Espy-Wilson and her research associates, including STAR representatives and BU students, can with the much larger Phase II SBIR grant turn their attention to other problems associated with artificial larynx speech.

"One of the things we're looking at now is trying to put jitter back into speech," says Espy-Wilson. "A problem with these artificial devices is that they vibrate at the same frequency all the time. But when we speak, there are perturbations in the rate at which our vocal cords vibrate; we call this phenomenon jitter. It occurs naturally, so we're trying to put it into the speech of artificial larynx users to make them sound more natural."

Improving consonant distinction is another of Espy-Wilson's objectives. Because the vibration in artificial larynx speech is not created by airflow, consonants are often weaker. Espy-Wilson would like to give users the power to create, for example, discernibly different voiced and unvoiced plosive sounds (such as the D and T sounds at the beginnings of words).

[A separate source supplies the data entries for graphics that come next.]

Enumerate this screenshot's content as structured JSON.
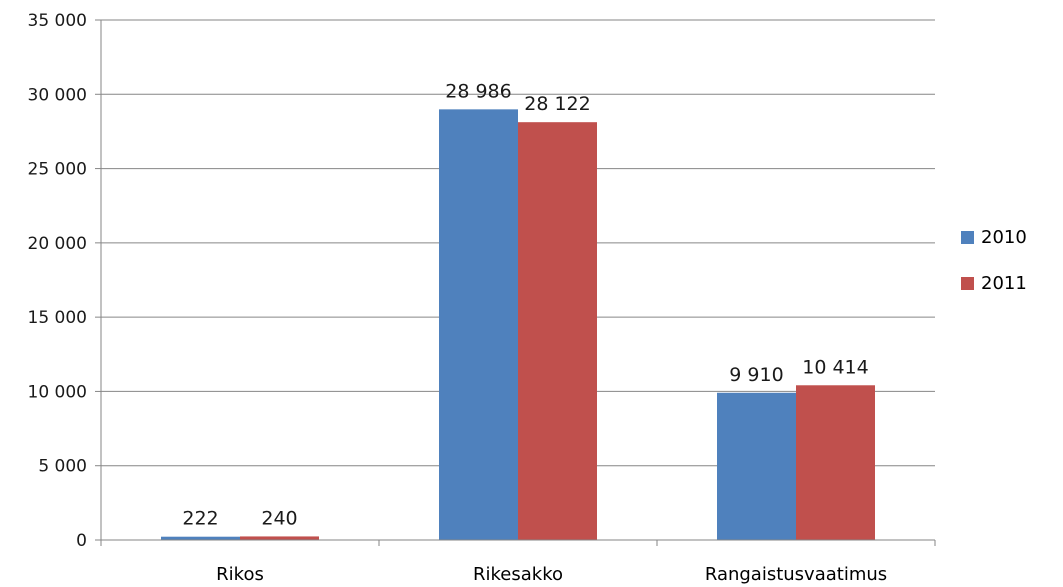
{
  "chart_data": {
    "type": "bar",
    "title": "",
    "xlabel": "",
    "ylabel": "",
    "categories": [
      "Rikos",
      "Rikesakko",
      "Rangaistusvaatimus"
    ],
    "series": [
      {
        "name": "2010",
        "color": "#4f81bd",
        "values": [
          222,
          28986,
          9910
        ],
        "labels": [
          "222",
          "28 986",
          "9 910"
        ]
      },
      {
        "name": "2011",
        "color": "#c0504d",
        "values": [
          240,
          28122,
          10414
        ],
        "labels": [
          "240",
          "28 122",
          "10 414"
        ]
      }
    ],
    "ylim": [
      0,
      35000
    ],
    "ytick_values": [
      0,
      5000,
      10000,
      15000,
      20000,
      25000,
      30000,
      35000
    ],
    "ytick_labels": [
      "0",
      "5 000",
      "10 000",
      "15 000",
      "20 000",
      "25 000",
      "30 000",
      "35 000"
    ],
    "grid": true,
    "legend_position": "right"
  }
}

These technologies, Espy-Wilson says, are meant to improve speech in electronically mediated situations. The adaptive filter to reduce competing noise, along with the devices to restore jitter and render consonant distinction, will ultimately be united in one product -- something unobtrusive that artificial larynx users can attach to telephones or public address systems. Speaking through these media, without the benefit of gestures and facial expressions afforded by close communication, is particularly challenging for many users.

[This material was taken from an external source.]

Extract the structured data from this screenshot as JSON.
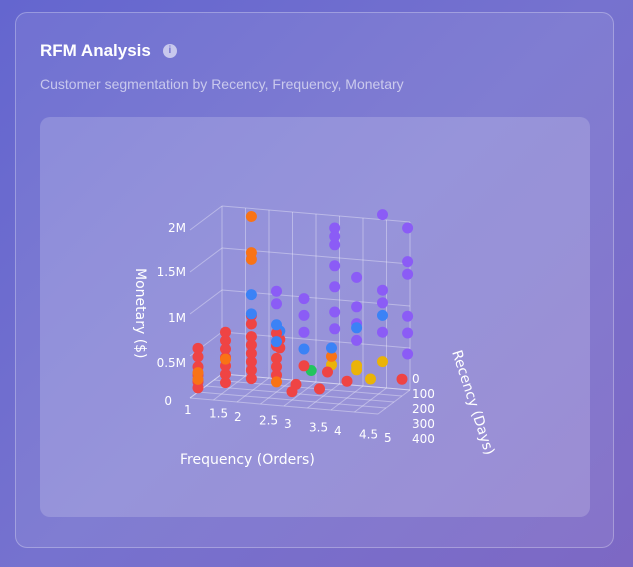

"The idea," she says, "is that they would speak into our device. It would process the signal, removing that undesired noise and restoring those little nuances, and then ship that processed signal out across the telephone line or through the public address system."

Although they are separate projects supported by separate grants, progress Espy-Wilson makes on the artificial larynx aid complements her work on the speech recognizer, and vice-versa.

"This knowledge-based speech signal representation for speech recognition separates the vowels from the consonants, then subdivides the consonants into fricatives, plosives, semivowels, nasals, and so forth," says Espy-Wilson. "Since the enhancement techniques used for fricative sounds will differ from those used for plosive sounds, such a separation will clearly help us with the artificial larynx speech project as well."